Let's address each part of your inquiry step by step.
A. Create a Scatterplot of This Data Set
To create a scatterplot, you need to plot the data points using the number of miles driven on the x-axis and the number of gallons of gas used on the y-axis. Since I'm unable to create visual content directly, I will guide you on how to do it using tools like Excel or Python (Matplotlib library).
Using Python (Matplotlib):
import matplotlib.pyplot as plt
miles = [80, 140, 140, 150, 180, 250, 260, 300, 350, 450]
gallons = [3, 5, 4, 4, 5, 7, 8, 8, 12, 15]
plt.scatter(miles, gallons)
plt.title('Scatterplot of Miles Driven vs. Gallons of Gas Used')
plt.xlabel('Miles Driven')
plt.ylabel('Gallons of Gas Used')
plt.grid()
plt.show()
Using Excel:
- Enter the "Miles Driven" data in one column and "Gallons of Gas Used" in another column.
- Highlight the data and select "Insert" > "Chart" > "Scatter" to create a scatterplot.
B. Can This Data Set Be Best Modeled with a Linear Function, a Quadratic Function, or an Exponential Function?
To determine the best model:
-
Visual Assessment: From the scatterplot, if the points roughly follow a straight line, a linear model may be appropriate. If they curve, a quadratic or exponential model could be better.
-
Fitting Models: You would typically fit linear, quadratic, and exponential regression models to evaluate their performance (R² values) and residuals.
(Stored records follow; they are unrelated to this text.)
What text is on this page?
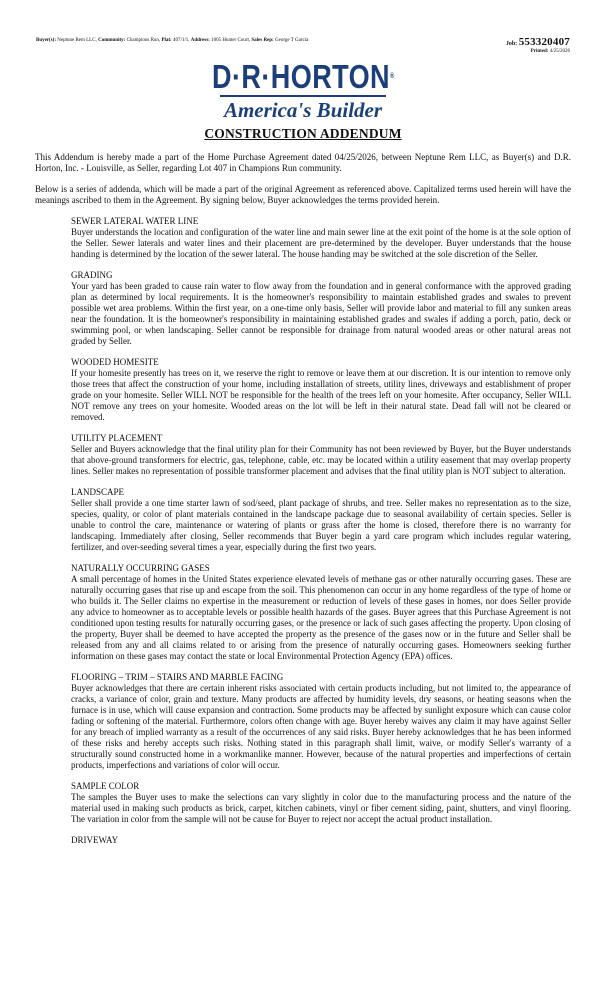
Buyer(s): Neptune Rem LLC, Community: Champions Run, Plat: 407/1/1, Address: 1005 Hunter Court, Sales Rep: George T Garcia
Job: 553320407
Printed: 4/25/2026
D·R·HORTON®
America's Builder
CONSTRUCTION ADDENDUM

This Addendum is hereby made a part of the Home Purchase Agreement dated 04/25/2026, between Neptune Rem LLC, as Buyer(s) and D.R. Horton, Inc. - Louisville, as Seller, regarding Lot 407 in Champions Run community.

Below is a series of addenda, which will be made a part of the original Agreement as referenced above. Capitalized terms used herein will have the meanings ascribed to them in the Agreement. By signing below, Buyer acknowledges the terms provided herein.

SEWER LATERAL WATER LINE

Buyer understands the location and configuration of the water line and main sewer line at the exit point of the home is at the sole option of the Seller. Sewer laterals and water lines and their placement are pre-determined by the developer. Buyer understands that the house handing is determined by the location of the sewer lateral. The house handing may be switched at the sole discretion of the Seller.

GRADING

Your yard has been graded to cause rain water to flow away from the foundation and in general conformance with the approved grading plan as determined by local requirements. It is the homeowner's responsibility to maintain established grades and swales to prevent possible wet area problems. Within the first year, on a one-time only basis, Seller will provide labor and material to fill any sunken areas near the foundation. It is the homeowner's responsibility in maintaining established grades and swales if adding a porch, patio, deck or swimming pool, or when landscaping. Seller cannot be responsible for drainage from natural wooded areas or other natural areas not graded by Seller.

WOODED HOMESITE

If your homesite presently has trees on it, we reserve the right to remove or leave them at our discretion. It is our intention to remove only those trees that affect the construction of your home, including installation of streets, utility lines, driveways and establishment of proper grade on your homesite. Seller WILL NOT be responsible for the health of the trees left on your homesite. After occupancy, Seller WILL NOT remove any trees on your homesite. Wooded areas on the lot will be left in their natural state. Dead fall will not be cleared or removed.

UTILITY PLACEMENT

Seller and Buyers acknowledge that the final utility plan for their Community has not been reviewed by Buyer, but the Buyer understands that above-ground transformers for electric, gas, telephone, cable, etc. may be located within a utility easement that may overlap property lines. Seller makes no representation of possible transformer placement and advises that the final utility plan is NOT subject to alteration.

LANDSCAPE

Seller shall provide a one time starter lawn of sod/seed, plant package of shrubs, and tree. Seller makes no representation as to the size, species, quality, or color of plant materials contained in the landscape package due to seasonal availability of certain species. Seller is unable to control the care, maintenance or watering of plants or grass after the home is closed, therefore there is no warranty for landscaping. Immediately after closing, Seller recommends that Buyer begin a yard care program which includes regular watering, fertilizer, and over-seeding several times a year, especially during the first two years.

NATURALLY OCCURRING GASES

A small percentage of homes in the United States experience elevated levels of methane gas or other naturally occurring gases. These are naturally occurring gases that rise up and escape from the soil. This phenomenon can occur in any home regardless of the type of home or who builds it. The Seller claims no expertise in the measurement or reduction of levels of these gases in homes, nor does Seller provide any advice to homeowner as to acceptable levels or possible health hazards of the gases. Buyer agrees that this Purchase Agreement is not conditioned upon testing results for naturally occurring gases, or the presence or lack of such gases affecting the property. Upon closing of the property, Buyer shall be deemed to have accepted the property as the presence of the gases now or in the future and Seller shall be released from any and all claims related to or arising from the presence of naturally occurring gases. Homeowners seeking further information on these gases may contact the state or local Environmental Protection Agency (EPA) offices.

FLOORING – TRIM – STAIRS AND MARBLE FACING

Buyer acknowledges that there are certain inherent risks associated with certain products including, but not limited to, the appearance of cracks, a variance of color, grain and texture. Many products are affected by humidity levels, dry seasons, or heating seasons when the furnace is in use, which will cause expansion and contraction. Some products may be affected by sunlight exposure which can cause color fading or softening of the material. Furthermore, colors often change with age. Buyer hereby waives any claim it may have against Seller for any breach of implied warranty as a result of the occurrences of any said risks. Buyer hereby acknowledges that he has been informed of these risks and hereby accepts such risks. Nothing stated in this paragraph shall limit, waive, or modify Seller's warranty of a structurally sound constructed home in a workmanlike manner. However, because of the natural properties and imperfections of certain products, imperfections and variations of color will occur.

SAMPLE COLOR

The samples the Buyer uses to make the selections can vary slightly in color due to the manufacturing process and the nature of the material used in making such products as brick, carpet, kitchen cabinets, vinyl or fiber cement siding, paint, shutters, and vinyl flooring. The variation in color from the sample will not be cause for Buyer to reject nor accept the actual product installation.

DRIVEWAY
Based on my evaluation, a linear model is likely a reasonable approximation, as the relationship appears to have a positive correlation. However, it may not hold for very high mileages, as gasoline consumption tends to level off.
C. Use Technology to Create an Appropriate Regression Model
Here's how to create a regression model using Python:
Using Python (NumPy and Statsmodels):
import numpy as np
import statsmodels.api as sm
# Convert data to numpy arrays
x = np.array(miles)
y = np.array(gallons)
# Add a constant to the independent variable (for intercept)
X = sm.add_constant(x)
# Fit the linear regression model
model = sm.OLS(y, X).fit()
# Print the summary of the regression
print(model.summary())
Using Excel:
- Use the "Data Analysis Toolpak" and select "Regression".
- Input the "Y Range" for Gallons and the "X Range" for Miles, and execute.
The output will provide the coefficients, R² value, and statistical significance.
D. Interpret the Data Set in Terms of the Given Context
Suppose the regression model showed a positive slope, indicating that as the number of miles driven increases, the gallons of gas used also tends to increase. The R² value will indicate how well the model explains the variance in gas usage.
From this data, we can conclude that driving more miles generally requires more gasoline. For instance, if the regression equation is \( Gallons = a + b \times Miles \), we can estimate the gallons required for any number of miles driven based on the model.
E. Draft a Question and Provide the Solution
Question: If a driver plans to drive 400 miles, how many gallons of gas can they expect to use according to the obtained regression model?
Solution:
-
Plug 400 into the regression equation \( Gallons = a + b \times 400 \).
-
Calculate the expected gallons based on the coefficients (a and b) from your regression output.
-
For example, if the linear model resulted in \( Gallons = 1 + 0.03 \times Miles \): \( Gallons = 1 + 0.03 \times 400 = 1 + 12 = 13 \) gallons.
-
Thus, the driver can expect to use approximately 13 gallons of gas for a 400-mile trip.
Use the actual coefficients derived from your regression analysis for precise computations.